UNAids Chief Warns US Funding Cuts May Lead to Catastrophic Rise in HIV Cases and Deaths

UNAids Chief Warns US Funding Cuts May Lead to Catastrophic Rise in HIV Cases and Deaths
The UNAids Executive Director cautions that recent US aid cuts could result in thousands of new HIV infections daily and millions of deaths in the coming years.
The head of UNAids, Winnie Byanyima, has issued a grave warning regarding the recent cuts to HIV funding in the United States, projecting that they could lead to an additional 2,000 new HIV infections per day and over six million additional deaths in the next four years. This potential setback stands in stark contrast to the progress made in combating HIV, which saw the number of deaths decline from over two million in 2004 to approximately 600,000 in 2023.
Byanyima attributed these alarming projections to the US government's decision to pause foreign aid, impacting crucial HIV programs. As a result, she has called for an immediate reversal of these cuts, particularly noting that women and girls are among those disproportionately affected.
The funding pause began on President Donald Trump's first day in office, as part of a broader review of government spending. Since then, numerous programs funded by the US Agency for International Development (USAID) have been terminated, interrupted HIV treatment and prevention efforts, leading to the closure of essential mother and baby clinics in Africa, and significantly affecting the distribution of life-saving antiretroviral (ARV) medicines.
Byanyima expressed her fears that the current situation could mimic the 1990s when access to HIV medication in poorer countries was severely limited, resulting in skyrocketing infections and deaths. The US has historically been the largest funder of HIV treatment and prevention globally, and while Byanyima acknowledged the US's historical generosity, she stressed that immediate and drastic reductions in support could have catastrophic consequences.

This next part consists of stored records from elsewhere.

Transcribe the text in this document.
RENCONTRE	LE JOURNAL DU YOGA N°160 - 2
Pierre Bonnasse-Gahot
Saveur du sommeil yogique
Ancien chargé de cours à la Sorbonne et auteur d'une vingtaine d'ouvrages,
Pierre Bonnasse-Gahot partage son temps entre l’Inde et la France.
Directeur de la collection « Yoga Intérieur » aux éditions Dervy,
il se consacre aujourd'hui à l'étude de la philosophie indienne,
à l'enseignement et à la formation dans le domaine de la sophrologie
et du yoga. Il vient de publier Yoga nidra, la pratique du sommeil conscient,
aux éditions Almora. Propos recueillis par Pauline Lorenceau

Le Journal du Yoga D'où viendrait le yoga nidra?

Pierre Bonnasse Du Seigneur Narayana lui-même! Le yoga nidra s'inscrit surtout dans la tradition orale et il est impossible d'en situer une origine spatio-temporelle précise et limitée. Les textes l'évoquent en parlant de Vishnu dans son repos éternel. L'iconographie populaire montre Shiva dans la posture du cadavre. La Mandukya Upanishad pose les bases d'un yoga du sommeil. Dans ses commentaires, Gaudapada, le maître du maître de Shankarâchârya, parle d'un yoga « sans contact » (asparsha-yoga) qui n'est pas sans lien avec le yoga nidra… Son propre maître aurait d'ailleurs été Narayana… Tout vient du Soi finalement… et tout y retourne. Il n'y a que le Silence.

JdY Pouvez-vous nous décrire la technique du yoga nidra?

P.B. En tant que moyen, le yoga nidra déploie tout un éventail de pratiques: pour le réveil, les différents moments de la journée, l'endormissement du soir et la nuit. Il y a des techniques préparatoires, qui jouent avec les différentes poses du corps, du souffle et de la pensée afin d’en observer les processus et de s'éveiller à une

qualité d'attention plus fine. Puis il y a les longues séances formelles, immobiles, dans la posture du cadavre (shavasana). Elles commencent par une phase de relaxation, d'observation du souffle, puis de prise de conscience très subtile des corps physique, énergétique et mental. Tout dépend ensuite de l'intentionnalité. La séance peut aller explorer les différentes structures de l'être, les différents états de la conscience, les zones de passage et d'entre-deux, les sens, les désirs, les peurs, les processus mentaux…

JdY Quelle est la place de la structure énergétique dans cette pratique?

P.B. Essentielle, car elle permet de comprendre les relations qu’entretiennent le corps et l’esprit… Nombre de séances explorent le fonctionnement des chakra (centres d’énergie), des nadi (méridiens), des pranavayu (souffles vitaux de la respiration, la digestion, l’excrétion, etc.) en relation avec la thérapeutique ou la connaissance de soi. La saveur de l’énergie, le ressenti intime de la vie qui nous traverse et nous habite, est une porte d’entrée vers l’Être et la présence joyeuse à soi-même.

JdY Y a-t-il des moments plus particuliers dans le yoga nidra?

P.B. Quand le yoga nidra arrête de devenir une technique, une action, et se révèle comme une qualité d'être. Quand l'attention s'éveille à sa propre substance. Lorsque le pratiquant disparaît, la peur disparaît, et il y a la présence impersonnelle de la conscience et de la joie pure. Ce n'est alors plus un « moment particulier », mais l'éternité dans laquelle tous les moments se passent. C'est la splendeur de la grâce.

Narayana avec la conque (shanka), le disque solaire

There has been little indication that the US administration would reconsider its stance despite international appeals. Other traditional aid donors in Europe are also planning funding cuts, and UNAids has seen no signs of other nations stepping in to fill the financial gaps left by the US.
During a recent event in Geneva, Byanyima highlighted the case of Juliana, a Kenyan woman living with HIV who was previously employed in a US-funded program aimed at supporting new mothers. With funding now suspended, she is concerned about losing access to necessary treatment while caring for her child.
Meanwhile, the World Health Organization (WHO) has indicated that several countries, including Nigeria, Kenya, and South Africa, could soon experience severe shortages of HIV medications due to the funding freeze. WHO chief Tedros Adhanom Ghebreyesus warned that this disruption in HIV programs could potentially reverse two decades of progress made in the fight against the disease.
Byanyima outlined a potential solution for the US administration, suggesting a partnership opportunity involving a new ARV developed by the US pharmaceutical company Gilead, which could provide essential treatment to millions globally. She posited that such a deal could yield significant financial benefits and job creation in the US.
UNAids is notably not the only UN agency impacted by funding reductions, with warnings from the UN Refugee Agency about potential job cuts and concerns from UNICEF and the World Food Programme about setbacks to their critical missions due to funding shortfalls.